Published August 04, 2006
LAS VEGAS – Some computers with wireless Internet capabilities are vulnerable to attacks that could expose passwords, bank account details and other sensitive information even if the machines aren't actually online, researchers said here Wednesday.
But the two researchers, David Maynor, 28, and Jon Ellch, a 24-year-old who prefers to go by his hacker handle Johnny Cache, said the technique will work on an array of machines, including those that run Microsoft Corp.'s (MSFT) Windows and the free Linux operating system.
"The problem itself isn't really an Apple problem," said Maynor, a researcher at SecureWorks Inc., a network-monitoring company. "This is a systemic problem across the industry."

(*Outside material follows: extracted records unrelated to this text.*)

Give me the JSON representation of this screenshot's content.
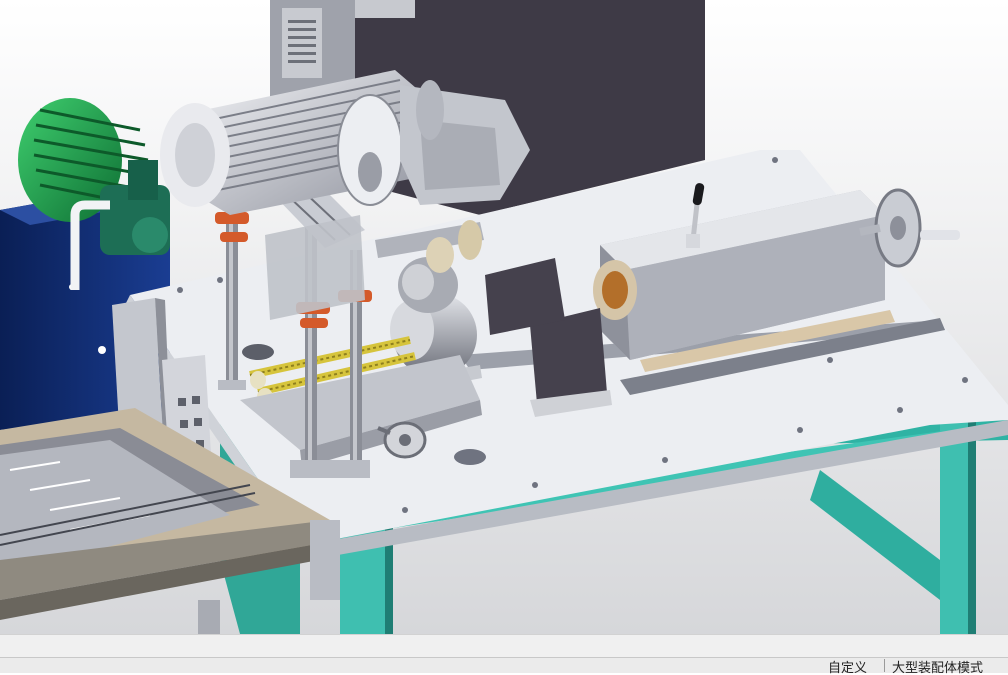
{
  "statusbar": {
    "units_label": "自定义",
    "document_label": "大型装配体模式"
  },
  "colors": {
    "background_top": "#ffffff",
    "background_bottom": "#d9dadd",
    "frame_cyan": "#3fbfb0",
    "tabletop": "#eceef2",
    "motor_green": "#1f9a4e",
    "tank_blue": "#0d2a6e",
    "cabinet_dark": "#3f3b47",
    "accent_orange": "#d45a2a",
    "rod_yellow": "#d6c43c"
  },
  "icons": [
    "electric-motor-icon",
    "hydraulic-pump-icon",
    "handwheel-icon",
    "clamp-lever-icon"
  ]
}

The technique, detailed during the first day of the Black Hat conference, has broad implications for the large number of people who over the past five years have grown accustomed to connecting to the Internet wirelessly while sitting in airports, hotels and cafes.
"It's an alarming weakness," said Phil Zimmermann, a software engineer who specializes in data security. "Now I would rather connect using an Ethernet cable," he said, referring to the term for wired Internet connections.
Maynor and Cache showed a room of about 300 attendees a video in which they dropped what is known as a "root kit" into a MacBook by exploiting a weakness found in a wireless card, a component that uses radio waves to connect to the Internet.
A root kit is a virtually undetectable program that criminals can use to do things such as log passwords and gain access to sensitive files.
Maynor was able to create, read and delete files on the Apple laptop.
The MacBook, which was running a fully patched version of the latest Apple operating system, showed no indication that it had been compromised.
The MacBook used in the demonstration was not using the wireless gear that shipped with the computer. Instead, they used a third-party wireless card that they declined to name.
Apple spokeswoman Lynn Fox declined to comment.
The researchers were not identifying the makers or models of wireless devices that are vulnerable, so that manufacturers have a leg up on criminals who might use that information to exploit the vulnerabilities. But Maynor said the flaws are so common that he'd have no trouble walking into the typical Internet cafe and finding someone vulnerable.
"I have no doubt," he said in an interview following his presentation.
He said the technique could be useful in targeting specific people or specific groups of people who are in close proximity to an attacker — for instance, a cafe that is frequented by executives of a particular company.
The researchers declined to demonstrate the attack live because they said radio receivers in the room could allow people to detect their techniques and use them to commit crimes.
A computer need not be connected to the Internet to be infected. All that's required is that it have certain wireless devices installed and that those devices be turned on.
Wednesday's demonstration came four days after Intel Corp. (INTC), the world's biggest chip maker, released security fixes for wireless capabilities it includes with many of the laptop processors it sells.
One of the vulnerabilities fixed would have allowed someone to gain control over a computer using the Intel wireless gear.
Maynor said during his presentation that he and Cache did not provide technical details of the attack to Intel but couldn't rule out a connection between the findings and the Intel patch.
"It's pretty interesting, the timing of it," Maynor said. "It seemed a bit suspicious."